Chroniques

par bertrand bolognesi

un peu plus qu'un concert...
Orchestre de Paris dirigé par Paavo Järvi

Salle Pleyel, Paris
- 30 mai 2007
l'Estonien Paavo Järvi succèdera à Eschenbach à la têle de l'Orchestre de Paris
© sasha gusov

Si tant est que les soirées musicales puissent parfois se ressembler, ce concert de l'Orchestre de Paris n'est pas comme les autres, puisqu'il officialise une nomination : celle de Paavo Järvi à la tête de la formation, le chef estonien succédant à Christoph Eschenbach en 2010. Voilà une décision en soi réjouissante, d'autant soulignée par la qualité de la prestation de ce soir. Pour sa troisième rencontre avec les musiciens, Paavo Järvi dirige Sibelius (de même qu'en mars 2004) et Chostakovitch.

Pour commencer, le Concerto pour violon et orchestre en ré mineur Op.47 deSibelius, articulé dans une grande retenue qui ménage à Lisa Batiashvili une souplesse d'expression bien venue. L'abord semble assez prudent, toujours soigné, la violoniste géorgienne livrant une sonorité d'une soyeuse clarté à l'Allegro moderato. Dans l'Adagio central, on goûte une délicate répartition des timbres, magnifiée par un travail minutieux des vents. Järvi cisèle un relief plus affirmé à ce mouvement, non dépourvu d'un rien d'élan, toujours sagement contrôlé. Enfin, l'Allegro ma non tanto conclut une interprétation solistique plutôt fluide dont on regrette cependant la respiration encore nerveuse. Saluons l'extrême sobriété du final.

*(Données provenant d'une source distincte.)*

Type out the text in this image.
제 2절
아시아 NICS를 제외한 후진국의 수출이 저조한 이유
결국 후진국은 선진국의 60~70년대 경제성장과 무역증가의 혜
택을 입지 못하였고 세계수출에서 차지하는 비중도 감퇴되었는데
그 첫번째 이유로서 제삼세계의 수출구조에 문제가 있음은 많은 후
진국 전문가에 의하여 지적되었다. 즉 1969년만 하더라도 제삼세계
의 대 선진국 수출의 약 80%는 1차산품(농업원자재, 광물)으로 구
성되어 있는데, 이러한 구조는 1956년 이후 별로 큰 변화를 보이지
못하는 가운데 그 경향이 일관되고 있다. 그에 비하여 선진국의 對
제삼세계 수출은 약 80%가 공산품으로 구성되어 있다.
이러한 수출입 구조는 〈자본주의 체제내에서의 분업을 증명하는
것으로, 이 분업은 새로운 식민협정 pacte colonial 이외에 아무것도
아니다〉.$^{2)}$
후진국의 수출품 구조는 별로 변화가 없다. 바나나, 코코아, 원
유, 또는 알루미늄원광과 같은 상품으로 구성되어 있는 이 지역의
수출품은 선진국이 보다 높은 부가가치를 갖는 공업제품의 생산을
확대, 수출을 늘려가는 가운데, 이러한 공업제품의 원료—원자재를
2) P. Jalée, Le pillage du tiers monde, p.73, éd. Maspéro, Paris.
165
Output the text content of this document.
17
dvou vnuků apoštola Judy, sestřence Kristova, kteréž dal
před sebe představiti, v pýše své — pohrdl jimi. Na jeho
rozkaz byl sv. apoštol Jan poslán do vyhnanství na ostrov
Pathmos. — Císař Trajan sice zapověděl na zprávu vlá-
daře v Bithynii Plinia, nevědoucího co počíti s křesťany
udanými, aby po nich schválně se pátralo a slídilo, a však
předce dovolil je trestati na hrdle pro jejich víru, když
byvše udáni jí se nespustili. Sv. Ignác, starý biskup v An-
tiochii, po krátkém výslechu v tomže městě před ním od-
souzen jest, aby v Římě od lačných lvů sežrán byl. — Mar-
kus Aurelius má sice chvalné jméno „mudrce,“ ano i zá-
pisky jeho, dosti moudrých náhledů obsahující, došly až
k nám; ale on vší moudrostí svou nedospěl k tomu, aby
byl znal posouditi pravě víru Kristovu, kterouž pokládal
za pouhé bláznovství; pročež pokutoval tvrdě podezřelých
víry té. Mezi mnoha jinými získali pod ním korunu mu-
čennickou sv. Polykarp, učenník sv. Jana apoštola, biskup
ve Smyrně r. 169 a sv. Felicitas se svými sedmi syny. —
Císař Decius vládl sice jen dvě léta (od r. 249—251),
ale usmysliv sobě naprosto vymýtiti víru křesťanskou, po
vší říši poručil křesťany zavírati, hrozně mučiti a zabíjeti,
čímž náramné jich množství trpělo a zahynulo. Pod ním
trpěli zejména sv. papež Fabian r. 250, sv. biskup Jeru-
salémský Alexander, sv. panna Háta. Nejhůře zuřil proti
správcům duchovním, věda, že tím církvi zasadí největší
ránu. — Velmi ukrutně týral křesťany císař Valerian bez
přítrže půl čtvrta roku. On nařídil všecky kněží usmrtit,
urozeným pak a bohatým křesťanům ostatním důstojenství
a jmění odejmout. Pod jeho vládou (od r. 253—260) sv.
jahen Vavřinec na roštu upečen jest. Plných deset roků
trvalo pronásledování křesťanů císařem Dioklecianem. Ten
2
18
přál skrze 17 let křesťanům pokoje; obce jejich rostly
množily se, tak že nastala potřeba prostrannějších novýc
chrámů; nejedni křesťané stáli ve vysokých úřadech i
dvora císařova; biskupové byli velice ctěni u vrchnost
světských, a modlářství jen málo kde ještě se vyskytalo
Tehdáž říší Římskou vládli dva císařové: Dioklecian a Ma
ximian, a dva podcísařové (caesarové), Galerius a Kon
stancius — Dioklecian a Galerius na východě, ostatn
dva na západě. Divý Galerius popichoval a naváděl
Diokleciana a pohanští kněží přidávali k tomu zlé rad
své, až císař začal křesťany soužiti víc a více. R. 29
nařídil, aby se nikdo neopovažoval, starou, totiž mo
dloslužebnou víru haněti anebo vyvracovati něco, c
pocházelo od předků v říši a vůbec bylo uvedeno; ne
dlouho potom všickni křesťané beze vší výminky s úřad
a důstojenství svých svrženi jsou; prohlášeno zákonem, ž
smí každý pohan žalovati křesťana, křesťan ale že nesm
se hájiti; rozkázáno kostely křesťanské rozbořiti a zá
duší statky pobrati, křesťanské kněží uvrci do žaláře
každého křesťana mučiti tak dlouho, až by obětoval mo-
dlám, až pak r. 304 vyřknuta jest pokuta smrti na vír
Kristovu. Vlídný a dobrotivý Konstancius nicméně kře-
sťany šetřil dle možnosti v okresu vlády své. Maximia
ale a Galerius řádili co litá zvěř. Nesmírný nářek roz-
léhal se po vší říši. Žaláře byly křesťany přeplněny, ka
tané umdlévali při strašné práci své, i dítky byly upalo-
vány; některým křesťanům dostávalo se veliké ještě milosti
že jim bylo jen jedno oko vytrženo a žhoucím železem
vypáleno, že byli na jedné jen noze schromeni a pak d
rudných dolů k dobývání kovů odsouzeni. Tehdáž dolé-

Après l'entracte, Paavo Järvi aborde la très populaire Symphonie Op.60 n°7 « Leningrad » écrite par Dmitri Chostakovitch en 1941, pendant le terrible siège de sa cité natale. À l'inverse de son approche du concerto, il s'engage immédiatement dans le son, avec une santé irrésistiblement communicative que contrastent bientôt les délicatesses des bois amenant les latences que l'on sait. Du remarquable équilibre des cordes, fort précisément distribuées, il obtient un velours étonnant, avant d'amorcer la célèbre marche à l'implacabilité de laquelle il oppose finement le chant gracieux de la flûte, plutôt que de fondre l'ensemble en un seul caractère. Voilà qui laisse croître l'enfer jusqu'à contaminer progressivement tout l'orchestre. S'il est convenu de considérer cet aspect comme l'illustration de l'envahissement allemand, on pourrait tout aussi bien estimer qu'il exprime celui d'une politique de parti rendue irréversible, trois ans après la publication d'un fameux texte, connu aujourd'hui sous son surnom de Cours abrégé, par lequel Staline, couronnant d'une sinistre ejovtchina les affaires Kirov et Rioutine, consolida l'omniprésence de l'État sur chaque détail de la vie soviétique – de fait, classer la Septième comme « œuvre de guerre » pourrait bien être la survivance d'un non-dit.

Ce qui est certain, c'est que la musique de Chostakovitch va comme un gant à Paavo Järvi – à se souvenir de sa version de la Résurrection de Mahler, on ne s'en étonnera pas [lire notre chronique du 6 juin 2006]. Le crescendo est idéalement géré, sans négliger la lumière à orienter sur les traits solistiques, comme celui du basson, par exemple, simplement excellent. Le Moderato se tisse à la faveur d’une rencontre miraculeuse de l'élégance et de la vigueur, tandis que l'Adagio donne libre cours à une gravité lasse que le chef souligne discrètement. Pour finir, malgré quelques unissons encore discutables des seconds violons et une passagère fatigue des cuivres (vaillamment sollicités), l'ultime Allegro suscite l'enthousiasme d'un public qui fait fête à son orchestre autant qu'à son prochain maître.